Utilizing bioinformatics tools and public datasets, we examined the expression of Sp1 across normal tissues, tumors, and immune cells, and screened for pre- and post-transcriptional modifications, including genetic alterations, DNA methylation, and protein phosphorylation, affecting its expression or function. The association of Sp1 expression with immune cell infiltration, tumor mutational burden, and immune checkpoint signaling was also investigated. Single-cell transcriptome data was used to assess Sp1 expression in immune cells in gastric cancer (GC), and findings were corroborated using immunohistochemistry and multiplex immunofluorescence in an immunotherapy-treated patient cohort. The prognostic value of Sp1 in GC patients receiving immunotherapy was evaluated with Cox regression models.

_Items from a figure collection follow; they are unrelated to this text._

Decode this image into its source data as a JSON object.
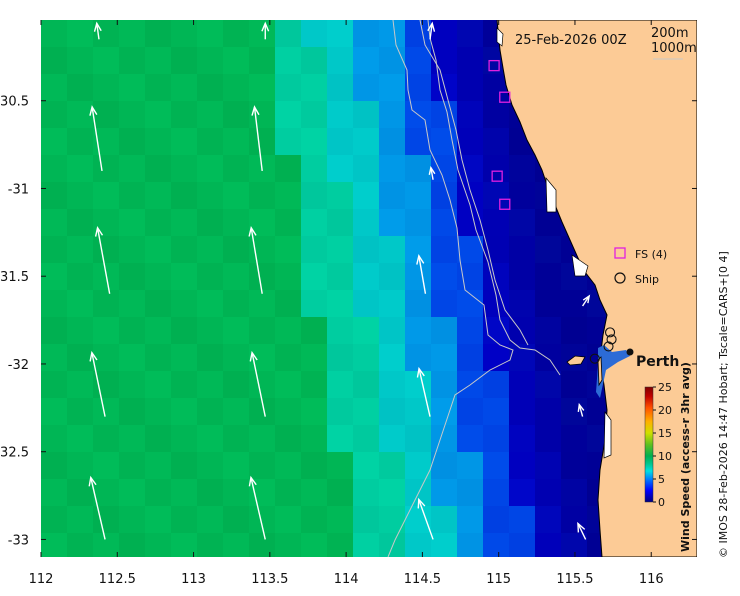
{
  "map": {
    "date_label": "25-Feb-2026 00Z",
    "isobath_labels": [
      "200m",
      "1000m"
    ],
    "place_label": "Perth",
    "x_axis": {
      "ticks": [
        112,
        112.5,
        113,
        113.5,
        114,
        114.5,
        115,
        115.5,
        116
      ],
      "labels": [
        "112",
        "112.5",
        "113",
        "113.5",
        "114",
        "114.5",
        "115",
        "115.5",
        "116"
      ],
      "range": [
        112,
        116.3
      ]
    },
    "y_axis": {
      "ticks": [
        -30.5,
        -31,
        -31.5,
        -32,
        -32.5,
        -33
      ],
      "labels": [
        "-30.5",
        "-31",
        "-31.5",
        "-32",
        "-32.5",
        "-33"
      ],
      "range": [
        -33.1,
        -30.04
      ]
    },
    "legend": {
      "fs_label": "FS (4)",
      "ship_label": "Ship"
    },
    "colorbar": {
      "title": "Wind Speed (access-r 3hr avg)",
      "ticks": [
        "0",
        "5",
        "10",
        "15",
        "20",
        "25"
      ],
      "tick_values": [
        0,
        5,
        10,
        15,
        20,
        25
      ],
      "range": [
        0,
        25
      ],
      "colors": [
        "#00007f",
        "#0000ff",
        "#0080ff",
        "#00e0e0",
        "#00c890",
        "#00b050",
        "#60c020",
        "#d0e000",
        "#ffb000",
        "#ff5000",
        "#c00000",
        "#800000"
      ]
    },
    "credit": "© IMOS 28-Feb-2026 14:47 Hobart; Tscale=CARS+[0 4]",
    "fs_stations": [
      {
        "lon": 114.97,
        "lat": -30.3
      },
      {
        "lon": 115.04,
        "lat": -30.48
      },
      {
        "lon": 114.99,
        "lat": -30.93
      },
      {
        "lon": 115.04,
        "lat": -31.09
      }
    ],
    "ship_positions": [
      {
        "lon": 115.73,
        "lat": -31.82
      },
      {
        "lon": 115.74,
        "lat": -31.86
      },
      {
        "lon": 115.72,
        "lat": -31.9
      },
      {
        "lon": 115.63,
        "lat": -31.97
      }
    ],
    "perth": {
      "lon": 115.86,
      "lat": -31.95
    },
    "wind_arrows": [
      {
        "lon": 112.4,
        "lat": -30.9,
        "u": -0.9,
        "v": 3.2
      },
      {
        "lon": 113.45,
        "lat": -30.9,
        "u": -0.7,
        "v": 3.2
      },
      {
        "lon": 112.45,
        "lat": -31.6,
        "u": -1.1,
        "v": 3.3
      },
      {
        "lon": 113.45,
        "lat": -31.6,
        "u": -1.0,
        "v": 3.3
      },
      {
        "lon": 112.42,
        "lat": -32.3,
        "u": -1.2,
        "v": 3.2
      },
      {
        "lon": 113.47,
        "lat": -32.3,
        "u": -1.2,
        "v": 3.2
      },
      {
        "lon": 112.42,
        "lat": -33.0,
        "u": -1.3,
        "v": 3.1
      },
      {
        "lon": 113.47,
        "lat": -33.0,
        "u": -1.3,
        "v": 3.1
      },
      {
        "lon": 112.38,
        "lat": -30.15,
        "u": -0.2,
        "v": 0.8
      },
      {
        "lon": 113.47,
        "lat": -30.15,
        "u": 0.0,
        "v": 0.8
      },
      {
        "lon": 114.55,
        "lat": -30.15,
        "u": 0.2,
        "v": 0.8
      },
      {
        "lon": 114.57,
        "lat": -30.95,
        "u": -0.2,
        "v": 0.6
      },
      {
        "lon": 114.52,
        "lat": -31.6,
        "u": -0.6,
        "v": 1.9
      },
      {
        "lon": 114.55,
        "lat": -32.3,
        "u": -1.0,
        "v": 2.4
      },
      {
        "lon": 114.57,
        "lat": -33.0,
        "u": -1.3,
        "v": 2.0
      },
      {
        "lon": 115.55,
        "lat": -31.67,
        "u": 0.6,
        "v": 0.5
      },
      {
        "lon": 115.55,
        "lat": -32.3,
        "u": -0.3,
        "v": 0.6
      },
      {
        "lon": 115.57,
        "lat": -33.0,
        "u": -0.7,
        "v": 0.8
      }
    ]
  }
}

Elevated Sp1 levels were observed in various cancers compared to normal tissues, with notable prominence in GC. High Sp1 expression correlated with advanced stage, poor prognosis, elevated tumor mutational burden (TMB), and microsatellite instability (MSI) status, particularly in GC. Significant correlations between Sp1 levels and CD8+ T cell and the M1 phenotype of tumor-associated macrophages were further detected upon multiplex immunofluorescence in GC samples. Interestingly, we verified that GC patients with higher Sp1 levels exhibited improved response to immunotherapy. Moreover, Sp1 emerged as a prognostic and predictive biomarker for GC patients undergoing immunotherapy.

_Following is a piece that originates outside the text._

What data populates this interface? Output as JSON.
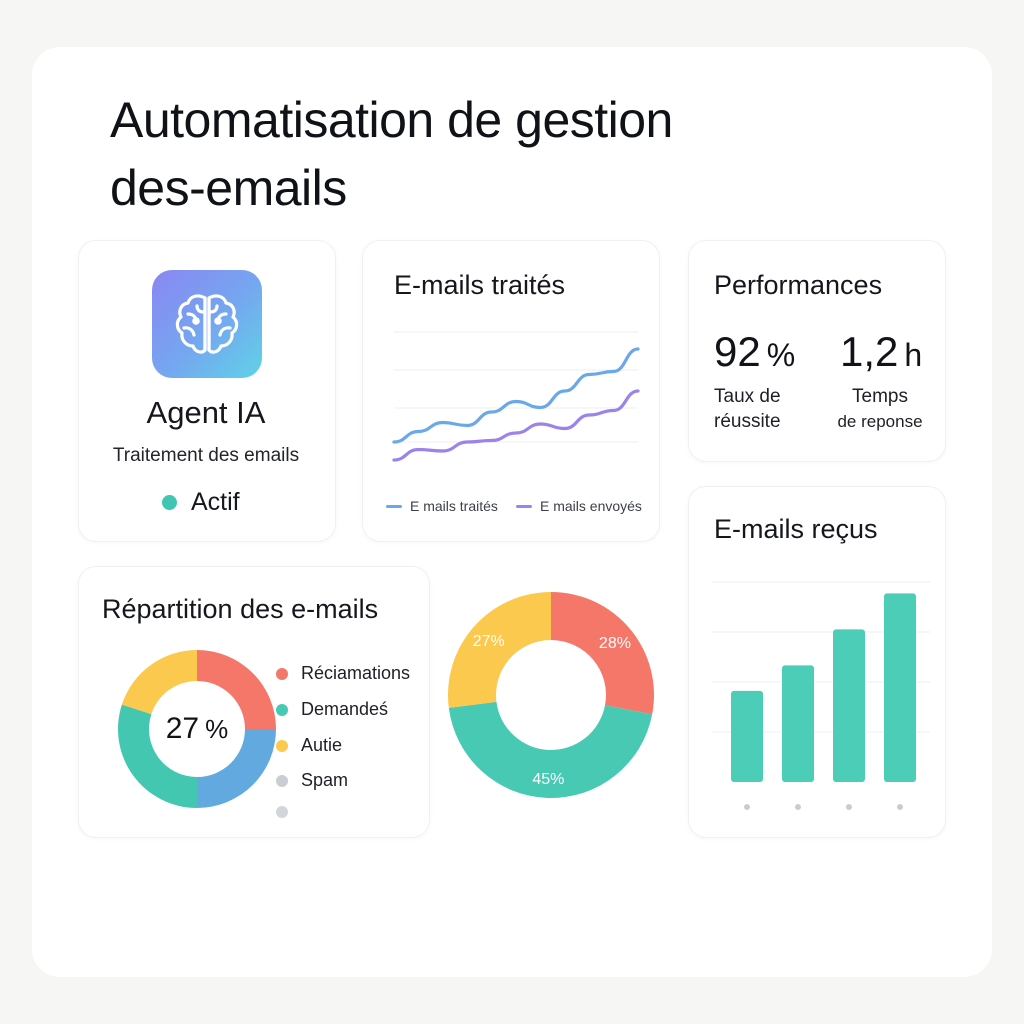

Our pan-cancer analysis sheds light on the multifaceted role of Sp1 in tumorigenesis and underscores its potential as a prognostic and predictive biomarker for patients with GC undergoing immunotherapy.
转录因子Sp1调节细胞的基本过程,并在多种癌症中发挥重要的致癌作用。然而,对其表达及潜在免疫调节作用的全面泛癌分析仍未得到探索。
利用生物信息学工具和公共数据集,我们检测了Sp1在正常组织、肿瘤和免疫细胞中的表达,并筛选了影响其表达或功能的转录前和转录后修饰,包括基因改变、DNA甲基化和蛋白质磷酸化。还研究了Sp1表达与免疫细胞浸润、肿瘤突变负担和免疫检查点信号的关联。单细胞转录组数据用于评估胃癌(GC)免疫细胞中的Sp1表达,并在接受免疫治疗的患者队列中使用免疫组织化学和多重免疫荧光进行验证。用Cox回归模型评估Sp1在接受免疫治疗的GC患者中的预后价值。
与正常组织相比,在各种癌症中均观察到Sp1水平升高,在GC中尤为显著。高Sp1表达与晚期、预后不良、肿瘤突变负担(TMB)升高和微卫星不稳定性(MSI)状态相关,尤其是在GC中。在GC样本的多重免疫荧光检测中,进一步检测到Sp1水平与CD8 + T细胞以及肿瘤相关巨噬细胞的M1表型之间存在显著相关性。有趣的是,我们证实Sp1水平较高的GC患者对免疫治疗的反应更好。此外,Sp1成为接受免疫治疗的GC患者的预后和预测生物标志物。
我们的泛癌分析揭示了Sp1在肿瘤发生中的多方面作用,并强调了其作为接受免疫治疗的GC患者的预后和预测生物标志物的潜力。